The barrier foremost in my mind lately is that of the 'day job'. Now, calling my day job a barrier requires a certain context because, lets face it, without it a lot of necessary and/or desired things would not be possible. There is that pesky mortgage, the kid's college tuition, all the bills associated with living in the Long Island version of suburbia, the nice vacations, etc., etc. All that is understood and accepted, if reluctantly, in spite of the running joke that 'my day job is really cutting into my play time!'. On top of that is the disruption caused by a do-it-yourself kitchen renovation. Disrupted habits and routines are not always a bad thing, but when layered on top of an existing stress, well...
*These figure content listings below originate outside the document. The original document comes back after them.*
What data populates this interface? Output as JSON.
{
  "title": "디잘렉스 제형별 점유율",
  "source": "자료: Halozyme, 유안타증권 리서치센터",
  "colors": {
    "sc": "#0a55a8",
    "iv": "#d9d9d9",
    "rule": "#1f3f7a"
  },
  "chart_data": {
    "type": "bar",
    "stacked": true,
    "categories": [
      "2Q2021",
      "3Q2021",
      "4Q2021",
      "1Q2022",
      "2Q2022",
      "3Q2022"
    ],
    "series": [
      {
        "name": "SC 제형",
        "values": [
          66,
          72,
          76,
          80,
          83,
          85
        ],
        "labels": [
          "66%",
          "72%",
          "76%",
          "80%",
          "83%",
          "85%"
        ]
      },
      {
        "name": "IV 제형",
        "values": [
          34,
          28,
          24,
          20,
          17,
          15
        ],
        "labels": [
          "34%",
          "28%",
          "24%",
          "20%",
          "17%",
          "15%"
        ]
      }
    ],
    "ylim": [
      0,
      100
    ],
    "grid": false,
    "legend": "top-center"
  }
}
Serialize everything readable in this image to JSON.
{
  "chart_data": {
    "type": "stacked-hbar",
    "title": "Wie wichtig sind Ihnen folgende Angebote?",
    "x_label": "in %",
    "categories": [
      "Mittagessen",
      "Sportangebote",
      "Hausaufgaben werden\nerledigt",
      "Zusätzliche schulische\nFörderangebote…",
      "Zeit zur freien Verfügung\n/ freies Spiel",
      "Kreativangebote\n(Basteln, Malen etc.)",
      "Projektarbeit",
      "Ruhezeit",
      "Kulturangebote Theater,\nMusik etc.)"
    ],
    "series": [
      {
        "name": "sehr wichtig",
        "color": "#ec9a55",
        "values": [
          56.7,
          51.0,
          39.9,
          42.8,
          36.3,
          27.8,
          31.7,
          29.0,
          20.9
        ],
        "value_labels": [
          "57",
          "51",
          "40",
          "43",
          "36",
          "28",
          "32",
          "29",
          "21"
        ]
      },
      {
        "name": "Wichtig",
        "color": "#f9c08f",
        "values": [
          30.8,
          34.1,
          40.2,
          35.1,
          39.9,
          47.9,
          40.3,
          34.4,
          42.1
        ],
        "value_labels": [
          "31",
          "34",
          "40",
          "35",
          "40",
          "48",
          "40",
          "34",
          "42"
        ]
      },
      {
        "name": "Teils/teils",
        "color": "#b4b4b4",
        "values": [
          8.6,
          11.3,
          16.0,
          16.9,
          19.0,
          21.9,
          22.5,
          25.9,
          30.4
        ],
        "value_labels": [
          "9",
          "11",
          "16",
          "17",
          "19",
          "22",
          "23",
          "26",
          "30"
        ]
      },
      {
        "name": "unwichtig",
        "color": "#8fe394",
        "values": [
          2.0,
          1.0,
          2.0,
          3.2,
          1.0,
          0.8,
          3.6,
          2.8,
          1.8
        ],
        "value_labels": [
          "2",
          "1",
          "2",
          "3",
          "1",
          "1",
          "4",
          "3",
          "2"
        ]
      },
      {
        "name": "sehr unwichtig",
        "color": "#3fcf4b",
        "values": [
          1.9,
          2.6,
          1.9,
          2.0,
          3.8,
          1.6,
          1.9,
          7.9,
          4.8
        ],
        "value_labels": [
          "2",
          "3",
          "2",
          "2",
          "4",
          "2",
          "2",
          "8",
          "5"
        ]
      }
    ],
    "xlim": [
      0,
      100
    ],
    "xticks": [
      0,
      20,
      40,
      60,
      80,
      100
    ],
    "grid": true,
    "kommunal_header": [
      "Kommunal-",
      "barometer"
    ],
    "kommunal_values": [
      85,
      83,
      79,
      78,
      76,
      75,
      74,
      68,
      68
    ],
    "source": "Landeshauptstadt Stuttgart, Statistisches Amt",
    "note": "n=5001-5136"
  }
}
The barrier caused by the day job that seems to crop up too often recently is its tendency, through stress and mental exhaustion, to deplete the energy needed for creativity. Too often lately, I've caught myself late in the evening staring into the 24" high res lcd panel, filled with some image file I am trying to finesse to fit the potential I see in it and my focus drifts and my eyes slowly close - only to snap awake when I catch myself. The result is the writing starts to fall off and the image processing backlog doesn't get any smaller. It even gets noticeably harder to fire up that creative spark needed to enter that mental space that allows me, even drives me to create.
This is NOT good, especially for someone who's need to create is one of the prime motivators in life. The frustration can become palpable.
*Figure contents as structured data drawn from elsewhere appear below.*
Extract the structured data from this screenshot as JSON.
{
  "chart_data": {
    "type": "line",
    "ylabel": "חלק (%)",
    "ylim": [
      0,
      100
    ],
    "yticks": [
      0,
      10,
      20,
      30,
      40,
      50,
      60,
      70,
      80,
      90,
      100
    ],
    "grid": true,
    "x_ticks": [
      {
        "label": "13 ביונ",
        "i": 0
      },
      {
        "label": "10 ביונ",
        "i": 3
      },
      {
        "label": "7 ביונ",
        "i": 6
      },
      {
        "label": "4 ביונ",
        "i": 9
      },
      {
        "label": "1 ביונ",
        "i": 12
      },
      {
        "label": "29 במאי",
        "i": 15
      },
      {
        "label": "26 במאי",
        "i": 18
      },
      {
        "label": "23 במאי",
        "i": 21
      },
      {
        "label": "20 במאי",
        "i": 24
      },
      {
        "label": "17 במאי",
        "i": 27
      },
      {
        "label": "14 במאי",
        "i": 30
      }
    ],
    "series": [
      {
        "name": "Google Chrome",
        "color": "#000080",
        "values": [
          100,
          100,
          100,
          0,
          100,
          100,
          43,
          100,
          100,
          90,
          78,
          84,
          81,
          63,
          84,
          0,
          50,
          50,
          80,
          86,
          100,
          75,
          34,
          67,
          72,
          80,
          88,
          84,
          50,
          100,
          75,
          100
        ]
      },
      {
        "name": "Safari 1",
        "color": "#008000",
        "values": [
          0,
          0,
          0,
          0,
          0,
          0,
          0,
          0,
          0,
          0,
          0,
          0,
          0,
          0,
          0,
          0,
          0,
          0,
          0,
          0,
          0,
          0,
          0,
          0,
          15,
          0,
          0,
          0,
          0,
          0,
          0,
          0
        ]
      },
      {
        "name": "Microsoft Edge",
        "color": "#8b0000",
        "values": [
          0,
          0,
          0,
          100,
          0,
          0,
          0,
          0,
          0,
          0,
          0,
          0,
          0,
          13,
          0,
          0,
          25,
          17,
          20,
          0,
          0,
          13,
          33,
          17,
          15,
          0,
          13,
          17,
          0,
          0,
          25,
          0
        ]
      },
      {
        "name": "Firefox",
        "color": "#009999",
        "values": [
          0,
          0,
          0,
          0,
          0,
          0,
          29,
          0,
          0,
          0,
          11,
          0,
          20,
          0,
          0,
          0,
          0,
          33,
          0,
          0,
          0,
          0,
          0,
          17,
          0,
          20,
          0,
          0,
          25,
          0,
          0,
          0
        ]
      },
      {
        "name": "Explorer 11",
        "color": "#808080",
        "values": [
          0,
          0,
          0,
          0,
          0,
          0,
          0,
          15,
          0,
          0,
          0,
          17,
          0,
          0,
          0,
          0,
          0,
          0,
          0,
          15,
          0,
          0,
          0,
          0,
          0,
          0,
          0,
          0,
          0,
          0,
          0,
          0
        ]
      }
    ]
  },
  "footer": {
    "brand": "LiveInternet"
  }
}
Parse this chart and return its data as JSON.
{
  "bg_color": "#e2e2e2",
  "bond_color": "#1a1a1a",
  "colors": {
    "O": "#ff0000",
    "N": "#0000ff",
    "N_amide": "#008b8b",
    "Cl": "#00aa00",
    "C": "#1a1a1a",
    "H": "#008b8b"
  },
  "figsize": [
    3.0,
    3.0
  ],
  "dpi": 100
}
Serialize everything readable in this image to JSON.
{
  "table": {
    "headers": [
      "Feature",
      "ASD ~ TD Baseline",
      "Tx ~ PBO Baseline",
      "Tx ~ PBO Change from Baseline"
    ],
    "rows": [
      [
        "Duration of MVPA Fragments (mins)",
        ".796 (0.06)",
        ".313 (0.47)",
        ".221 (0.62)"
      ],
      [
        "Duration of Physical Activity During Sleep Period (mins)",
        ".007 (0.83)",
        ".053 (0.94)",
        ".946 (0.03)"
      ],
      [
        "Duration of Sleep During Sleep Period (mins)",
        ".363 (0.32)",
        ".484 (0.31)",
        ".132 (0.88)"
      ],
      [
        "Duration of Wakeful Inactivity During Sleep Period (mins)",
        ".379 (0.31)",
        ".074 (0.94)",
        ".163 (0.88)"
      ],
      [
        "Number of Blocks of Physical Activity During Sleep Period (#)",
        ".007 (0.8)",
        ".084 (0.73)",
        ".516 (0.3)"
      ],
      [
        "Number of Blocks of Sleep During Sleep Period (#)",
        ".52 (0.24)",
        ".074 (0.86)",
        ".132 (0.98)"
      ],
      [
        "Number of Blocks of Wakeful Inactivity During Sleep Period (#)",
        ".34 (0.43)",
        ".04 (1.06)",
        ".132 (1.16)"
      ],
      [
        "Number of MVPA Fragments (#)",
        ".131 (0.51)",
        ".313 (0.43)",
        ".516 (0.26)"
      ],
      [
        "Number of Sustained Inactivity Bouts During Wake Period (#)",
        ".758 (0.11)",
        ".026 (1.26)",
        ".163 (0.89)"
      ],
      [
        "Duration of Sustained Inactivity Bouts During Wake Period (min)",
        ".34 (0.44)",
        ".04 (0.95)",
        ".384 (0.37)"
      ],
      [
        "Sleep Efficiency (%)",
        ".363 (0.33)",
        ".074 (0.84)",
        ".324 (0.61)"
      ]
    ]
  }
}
So, what is one to do? Not much but ride it out, unfortunately. The day job is not always this stressful and, as the saying goes, this too shall pass. The kitchen project, little by little, is getting done and in a few more weeks we should have a functional, and even attractive, kitchen again. In the meantime, I've learned how to install an Italian tile floor, the definition of the word 'slake' as applied to mortar, how easy it is to blow a hand powered tile cutter to smithereens and the advantages of spending a bit more money for a proper stone cutter table saw (highly recommended). The RAW photo files will still be on the computer and waiting.
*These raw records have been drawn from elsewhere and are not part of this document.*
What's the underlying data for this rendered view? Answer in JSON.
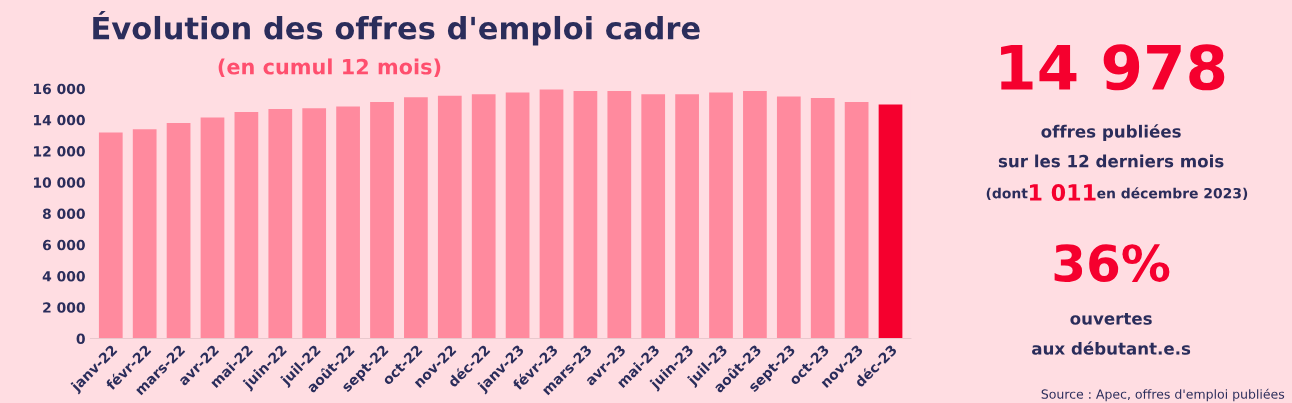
{
  "chart_data": [
    {
      "type": "bar",
      "title": "Évolution des offres d'emploi cadre",
      "subtitle": "(en cumul 12 mois)",
      "categories": [
        "janv-22",
        "févr-22",
        "mars-22",
        "avr-22",
        "mai-22",
        "juin-22",
        "juil-22",
        "août-22",
        "sept-22",
        "oct-22",
        "nov-22",
        "déc-22",
        "janv-23",
        "févr-23",
        "mars-23",
        "avr-23",
        "mai-23",
        "juin-23",
        "juil-23",
        "août-23",
        "sept-23",
        "oct-23",
        "nov-23",
        "déc-23"
      ],
      "values": [
        13200,
        13400,
        13800,
        14150,
        14500,
        14700,
        14750,
        14850,
        15150,
        15450,
        15550,
        15650,
        15750,
        15950,
        15850,
        15850,
        15650,
        15650,
        15750,
        15850,
        15500,
        15400,
        15150,
        14978
      ],
      "colors": [
        "#ff8a9e",
        "#ff8a9e",
        "#ff8a9e",
        "#ff8a9e",
        "#ff8a9e",
        "#ff8a9e",
        "#ff8a9e",
        "#ff8a9e",
        "#ff8a9e",
        "#ff8a9e",
        "#ff8a9e",
        "#ff8a9e",
        "#ff8a9e",
        "#ff8a9e",
        "#ff8a9e",
        "#ff8a9e",
        "#ff8a9e",
        "#ff8a9e",
        "#ff8a9e",
        "#ff8a9e",
        "#ff8a9e",
        "#ff8a9e",
        "#ff8a9e",
        "#f5002e"
      ],
      "ylim": [
        0,
        16000
      ],
      "yticks": [
        {
          "value": 0,
          "label": "0"
        },
        {
          "value": 2000,
          "label": "2 000"
        },
        {
          "value": 4000,
          "label": "4 000"
        },
        {
          "value": 6000,
          "label": "6 000"
        },
        {
          "value": 8000,
          "label": "8 000"
        },
        {
          "value": 10000,
          "label": "10 000"
        },
        {
          "value": 12000,
          "label": "12 000"
        },
        {
          "value": 14000,
          "label": "14 000"
        },
        {
          "value": 16000,
          "label": "16 000"
        }
      ],
      "grid": false,
      "legend": false
    },
    {
      "type": "other",
      "annotations": [
        "14 978",
        "offres publiées",
        "sur les 12 derniers mois",
        "(dont",
        "1 011",
        "en décembre 2023)",
        "36%",
        "ouvertes",
        "aux débutant.e.s",
        "Source : Apec, offres d'emploi publiées"
      ]
    }
  ]
}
(click on image to enlarge) A World of Wounds
In the midst of this morass, I have found one creative outlet which has paid some surprising dividends: the iPhone camera. I've discovered that the few minutes spent walking between Penn Station and my office can be a goldmine. In this mile and a half of walking and observing, before the pressures, interruptions and obligations of the day start to encroach upon the psyche, the creative spirit can still manifest itself. The result is a collection of little images that speak to a unique world that exists in the early moments of each weekday in New York City. As I take my varied daily route through Murray Hill, I am primed for the small discoveries. The resulting collection is growing, such that I have committed one of my web site galleries to iPhoneography. I have posted a few examples with this blog entry as usual, but be sure to stop by the iPhoneography Gallery to see the rest of a continuously expanding collection of images. One photograph, 'An Intersection of Metals', was even selected for the juried photography show currently being exhibited in the Kiernan Gallery's 'iSpy: Camera Phone Photography Show' in Lexington, Virginia.
(click on image to enlarge) An Intersection of Metals
It seems the late night creativity has taken a little bit of a hit as of late, but creativity finds a way. This time, it came out through a little camera phone and a series of unexpected but intriguing photographs.